Der Grain Club ist eine Allianz aus vier deutschen Verbänden der Lebens- und Futtermittelwirtschaft, deren Mitglieder die verschiedenen Stufen der Getreide-, Futtermittel- und Ölsaatenwirtschaft repräsentieren. In der Wertschöpfungskette der Agrar- und Ernährungswirtschaft sind die Mitgliedsunternehmen in den der Landwirtschaft vor- und nachgelagerten Bereichen Verarbeitung, Herstellung und Handel tätig. Deshalb werden wir nicht auf biologische / züchtungsspezifische Aspekte eingehen. Dennoch sind wir durch die künftige Regulierung von Pflanzen, die mithilfe von neuen genomischen Techniken (NGT) gezüchtet werden, aufgrund der Auswirkung auf die europäischen und internationalen Warenströme betroffen.
Wir begrüßen den Vorschlag der EU-Kommission zur zukünftigen Regulierung von NGT. Dieser soll ihre Anwendung in der europäischen Agrar- und Ernährungswirtschaft perspektivisch ermöglichen, um eine schnellere Züchtung von klima- und standortangepassten, resilienten und ertragreichen Pflanzen zu fördern. Mit ihrem Vorschlag folgt die EU-Kommission den Empfehlungen unabhängiger wissenschaftlicher Einrichtungen.

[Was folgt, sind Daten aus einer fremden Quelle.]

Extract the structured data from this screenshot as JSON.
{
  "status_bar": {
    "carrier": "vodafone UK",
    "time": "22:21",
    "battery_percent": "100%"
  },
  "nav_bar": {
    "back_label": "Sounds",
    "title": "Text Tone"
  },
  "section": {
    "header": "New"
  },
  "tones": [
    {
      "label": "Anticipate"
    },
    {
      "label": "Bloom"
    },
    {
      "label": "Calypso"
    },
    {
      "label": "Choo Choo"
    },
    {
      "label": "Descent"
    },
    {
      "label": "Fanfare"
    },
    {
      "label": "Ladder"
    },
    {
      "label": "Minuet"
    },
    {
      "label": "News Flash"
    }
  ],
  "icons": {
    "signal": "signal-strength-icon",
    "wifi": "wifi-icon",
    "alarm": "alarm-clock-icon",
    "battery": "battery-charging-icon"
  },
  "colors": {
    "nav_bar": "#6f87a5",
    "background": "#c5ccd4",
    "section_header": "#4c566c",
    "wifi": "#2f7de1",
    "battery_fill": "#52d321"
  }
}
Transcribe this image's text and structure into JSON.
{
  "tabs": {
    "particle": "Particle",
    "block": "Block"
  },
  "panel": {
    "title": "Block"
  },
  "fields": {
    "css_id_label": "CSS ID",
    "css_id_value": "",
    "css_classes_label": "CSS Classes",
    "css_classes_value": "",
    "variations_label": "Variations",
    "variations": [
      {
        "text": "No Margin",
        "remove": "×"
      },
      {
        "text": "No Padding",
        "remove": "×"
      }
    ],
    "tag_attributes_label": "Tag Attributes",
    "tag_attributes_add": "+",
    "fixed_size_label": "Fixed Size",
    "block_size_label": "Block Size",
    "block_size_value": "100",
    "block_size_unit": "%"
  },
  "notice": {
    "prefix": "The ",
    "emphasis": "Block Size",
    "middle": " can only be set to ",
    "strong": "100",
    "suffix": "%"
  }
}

Die geplante Schaffung verschiedener Kategorien von NGT-Pflanzen ohne Einbringung von artfremden Genen, insbesondere der Kategorie 2, existiert allerdings in anderen Ländern der Welt nicht. Damit die internationalen Handelsströme, insbesondere in Zeiten von Krisen, Konflikten und gestörten Lieferketten, funktionieren, die europäischen Versorgungsmärkte nicht gefährdet und übermäßige Preissteigerungen für Agrarprodukte in der EU vermieden werden, müssen die Bestimmungen zu agrarischen Rohstoffen verschiedener Weltregionen miteinander kompatibel sein. Unterschiedliche regulatorische Vorgaben können weltweit zu Handelshemmnissen führen.
Viele Drittländer, darunter wichtige Handelspartner der EU, haben ihre Gesetzgebung so angepasst, dass NGT-Pflanzen ohne Fremd-DNA gänzlich nicht als GVO reguliert werden und damit schneller Eingang in die landwirtschaftliche Praxis finden. Insbesondere im Handel und in der Logistik mit Massenschüttgütern (Commodities) wie Weizen, Raps, Mais und Soja wird diese Nicht-GVO-, jedoch unter Umständen, NGT-Ware vieler Anbaufelder bereits in den Ursprungsländern vermengt. Deshalb ist schon heute nicht klar, bei welchen Produkten in und aus Drittstaaten die NGT zum Einsatz gekommen sind. Die Detektion der klassischen Gentechnik erfolgt heute rechtssicher mit einem Marker. Bei den NGT geht das nach heutigem Stand der Wissenschaft nicht.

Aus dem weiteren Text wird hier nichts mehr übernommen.